Purpose

Factorial ANOVA refers to a special case of the general linear model in which there is an interaction of two or more categorical variables (i.e. factors). A factorial design is used when there is an interest in how two or more variables (or factors) affect some outcomes variable. Rather than conduct separate one-way ANOVAs for each factor, they are all included in one analysis. Today we will review how to run factorial ANOVA models in R and how to interpret and visualize the results.

  1. Research scenario
  2. Tables of means
  3. Running the model
  4. Plotting
  5. Simple effects

Be sure to have the following packages installed and loaded:

library(tidyverse) # for plotting and data wrangling
library(rio) # for importing data
library(psych) # for descriptives
library(lsr) # for eta squared functions
library(emmeans) # for marginal means and simple effects
library(sjPlot) # for plotting model results 
library(apaTables) # for tables of means
library(car) # for testing model assumptions
library(broom) # for tidying model output

Research scenario

  • Based on subjects’ self-reports of rejection sensitivity (N = 80), a researcher divides subjects into two equal groups (low RS and high RS). Whereas half of the subjects in each group interact with a partner who displays a happy emotional expression during the interaction, the other half of the subjects in each group interact with a partner who displays a neutral emotional expression during the interaction. After the interaction, subjects are asked to rate the statement, “My interaction partner likes me”, on a scale from 1 (strongly disagree) to 7 (strongly agree).

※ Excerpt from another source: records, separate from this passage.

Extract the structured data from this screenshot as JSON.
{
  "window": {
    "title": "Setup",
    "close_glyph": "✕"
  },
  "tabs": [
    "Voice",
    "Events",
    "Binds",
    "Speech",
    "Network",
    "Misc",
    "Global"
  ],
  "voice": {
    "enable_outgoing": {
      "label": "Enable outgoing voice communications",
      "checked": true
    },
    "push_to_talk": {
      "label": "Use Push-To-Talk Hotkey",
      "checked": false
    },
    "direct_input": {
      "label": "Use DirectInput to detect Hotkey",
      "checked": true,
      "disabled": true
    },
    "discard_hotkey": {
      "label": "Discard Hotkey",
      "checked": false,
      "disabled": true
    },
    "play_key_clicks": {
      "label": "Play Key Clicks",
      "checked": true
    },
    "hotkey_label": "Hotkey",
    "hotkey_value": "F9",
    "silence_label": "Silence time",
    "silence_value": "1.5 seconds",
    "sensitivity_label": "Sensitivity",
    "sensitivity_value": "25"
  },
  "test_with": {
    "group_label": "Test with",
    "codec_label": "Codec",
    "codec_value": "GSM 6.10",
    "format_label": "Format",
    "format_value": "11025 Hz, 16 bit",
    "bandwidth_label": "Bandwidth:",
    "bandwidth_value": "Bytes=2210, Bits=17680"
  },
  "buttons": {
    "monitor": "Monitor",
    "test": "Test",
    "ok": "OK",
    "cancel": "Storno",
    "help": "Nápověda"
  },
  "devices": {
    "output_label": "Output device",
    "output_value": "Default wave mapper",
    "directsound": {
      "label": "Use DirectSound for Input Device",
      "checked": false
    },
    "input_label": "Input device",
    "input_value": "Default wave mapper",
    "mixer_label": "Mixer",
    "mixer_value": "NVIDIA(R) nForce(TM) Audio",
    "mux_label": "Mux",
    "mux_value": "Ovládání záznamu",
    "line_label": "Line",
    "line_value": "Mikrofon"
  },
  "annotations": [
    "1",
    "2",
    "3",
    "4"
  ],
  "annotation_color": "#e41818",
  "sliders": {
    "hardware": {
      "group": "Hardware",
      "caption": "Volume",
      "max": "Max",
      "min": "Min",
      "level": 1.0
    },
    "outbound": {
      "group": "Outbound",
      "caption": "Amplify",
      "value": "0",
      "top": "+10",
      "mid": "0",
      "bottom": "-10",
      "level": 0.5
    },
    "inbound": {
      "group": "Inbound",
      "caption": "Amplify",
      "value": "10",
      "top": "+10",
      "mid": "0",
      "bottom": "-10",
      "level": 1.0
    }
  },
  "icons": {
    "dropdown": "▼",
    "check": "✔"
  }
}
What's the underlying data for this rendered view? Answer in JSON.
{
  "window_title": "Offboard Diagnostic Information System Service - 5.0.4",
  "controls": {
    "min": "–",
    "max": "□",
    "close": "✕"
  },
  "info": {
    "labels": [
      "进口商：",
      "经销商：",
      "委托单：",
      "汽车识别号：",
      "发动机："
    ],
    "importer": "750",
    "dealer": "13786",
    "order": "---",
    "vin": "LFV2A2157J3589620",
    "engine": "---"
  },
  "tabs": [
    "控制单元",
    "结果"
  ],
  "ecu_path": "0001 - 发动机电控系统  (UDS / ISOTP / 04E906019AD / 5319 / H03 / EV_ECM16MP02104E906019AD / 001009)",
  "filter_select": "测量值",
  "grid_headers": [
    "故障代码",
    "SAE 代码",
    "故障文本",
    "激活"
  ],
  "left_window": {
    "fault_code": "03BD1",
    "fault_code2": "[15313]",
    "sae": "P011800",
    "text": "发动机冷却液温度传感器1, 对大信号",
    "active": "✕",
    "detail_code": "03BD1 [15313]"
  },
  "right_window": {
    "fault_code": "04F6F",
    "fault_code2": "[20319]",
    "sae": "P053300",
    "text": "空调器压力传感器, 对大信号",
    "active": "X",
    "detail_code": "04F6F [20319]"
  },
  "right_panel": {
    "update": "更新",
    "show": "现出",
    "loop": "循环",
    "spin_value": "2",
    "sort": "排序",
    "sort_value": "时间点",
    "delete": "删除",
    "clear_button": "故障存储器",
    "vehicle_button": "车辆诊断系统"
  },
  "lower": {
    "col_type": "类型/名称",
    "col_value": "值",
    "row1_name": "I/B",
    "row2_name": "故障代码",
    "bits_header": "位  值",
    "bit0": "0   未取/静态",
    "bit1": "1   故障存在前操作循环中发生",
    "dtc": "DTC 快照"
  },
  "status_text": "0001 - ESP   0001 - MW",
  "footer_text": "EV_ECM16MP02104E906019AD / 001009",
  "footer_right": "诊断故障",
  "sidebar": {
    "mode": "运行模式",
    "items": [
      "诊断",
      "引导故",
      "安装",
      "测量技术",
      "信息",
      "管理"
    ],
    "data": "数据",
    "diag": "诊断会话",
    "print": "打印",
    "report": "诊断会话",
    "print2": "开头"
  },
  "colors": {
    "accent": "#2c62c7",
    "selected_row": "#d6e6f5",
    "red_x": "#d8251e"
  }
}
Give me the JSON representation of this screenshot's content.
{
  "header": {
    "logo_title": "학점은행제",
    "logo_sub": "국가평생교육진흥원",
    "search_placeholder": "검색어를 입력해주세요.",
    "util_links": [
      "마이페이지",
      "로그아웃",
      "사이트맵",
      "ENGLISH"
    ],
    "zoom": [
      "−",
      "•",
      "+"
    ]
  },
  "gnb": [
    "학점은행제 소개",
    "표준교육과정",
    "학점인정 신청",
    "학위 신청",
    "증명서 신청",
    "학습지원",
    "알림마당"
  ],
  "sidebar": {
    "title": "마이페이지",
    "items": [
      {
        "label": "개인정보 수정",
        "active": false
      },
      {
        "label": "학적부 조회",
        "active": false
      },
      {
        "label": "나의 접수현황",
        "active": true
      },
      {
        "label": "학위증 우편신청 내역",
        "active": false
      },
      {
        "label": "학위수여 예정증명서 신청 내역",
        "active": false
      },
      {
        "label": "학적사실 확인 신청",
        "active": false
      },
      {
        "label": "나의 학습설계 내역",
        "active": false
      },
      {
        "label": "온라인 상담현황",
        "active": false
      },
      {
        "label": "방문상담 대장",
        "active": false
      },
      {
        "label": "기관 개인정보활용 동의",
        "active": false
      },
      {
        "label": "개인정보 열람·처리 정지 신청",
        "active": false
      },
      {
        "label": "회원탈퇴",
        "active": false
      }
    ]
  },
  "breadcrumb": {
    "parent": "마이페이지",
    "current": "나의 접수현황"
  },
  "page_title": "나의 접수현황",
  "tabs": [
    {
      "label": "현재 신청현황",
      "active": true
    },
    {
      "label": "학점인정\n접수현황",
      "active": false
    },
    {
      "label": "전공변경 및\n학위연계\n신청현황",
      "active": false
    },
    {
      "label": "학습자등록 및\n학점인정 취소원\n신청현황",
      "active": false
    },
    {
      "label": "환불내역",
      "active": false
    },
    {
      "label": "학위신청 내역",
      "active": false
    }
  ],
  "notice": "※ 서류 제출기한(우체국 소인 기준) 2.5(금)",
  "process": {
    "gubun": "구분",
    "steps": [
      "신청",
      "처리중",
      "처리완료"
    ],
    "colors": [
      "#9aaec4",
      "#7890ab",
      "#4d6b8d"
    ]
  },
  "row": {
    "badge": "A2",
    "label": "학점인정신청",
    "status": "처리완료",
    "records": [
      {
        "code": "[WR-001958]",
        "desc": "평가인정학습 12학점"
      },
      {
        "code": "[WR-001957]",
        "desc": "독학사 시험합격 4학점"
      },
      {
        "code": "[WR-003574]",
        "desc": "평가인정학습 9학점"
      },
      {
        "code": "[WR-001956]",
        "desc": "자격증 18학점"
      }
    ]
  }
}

Question: What type of factorial ANOVA design is this?

Data

  • Import the data
reject <- import("https://raw.githubusercontent.com/uopsych/psy612/master/labs/lab-8/data/reject.csv")


  • Check out the data

Code
str(reject)
Output
## 'data.frame':    80 obs. of  3 variables:
##  $ rs     : chr  "Low" "Low" "Low" "Low" ...
##  $ partner: chr  "Neutral" "Neutral" "Neutral" "Neutral" ...
##  $ liking : int  4 4 4 5 5 5 5 5 5 5 ...


  • Look at the first few rows

Code
head(reject)
Output


  • It looks like rs and partner are both being read in as character variables. Let’s go ahead and change those to factors.
reject <- reject %>% 
  mutate(rs = as.factor(rs),
         partner = as.factor(partner))


  • Check the structure again. Notice that by default R orders factor levels alphabetically. In our case, this means that High will be the reference group of rejection sensitivity and Happy will be the reference group of interaction partner’s emotional expression. However, it might be more intuitive to have Low and Neutral be the reference groups, respectively.

Code
str(reject)
Output
## 'data.frame':    80 obs. of  3 variables:
##  $ rs     : Factor w/ 2 levels "High","Low": 2 2 2 2 2 2 2 2 2 2 ...
##  $ partner: Factor w/ 2 levels "Happy","Neutral": 2 2 2 2 2 2 2 2 2 2 ...
##  $ liking : int  4 4 4 5 5 5 5 5 5 5 ...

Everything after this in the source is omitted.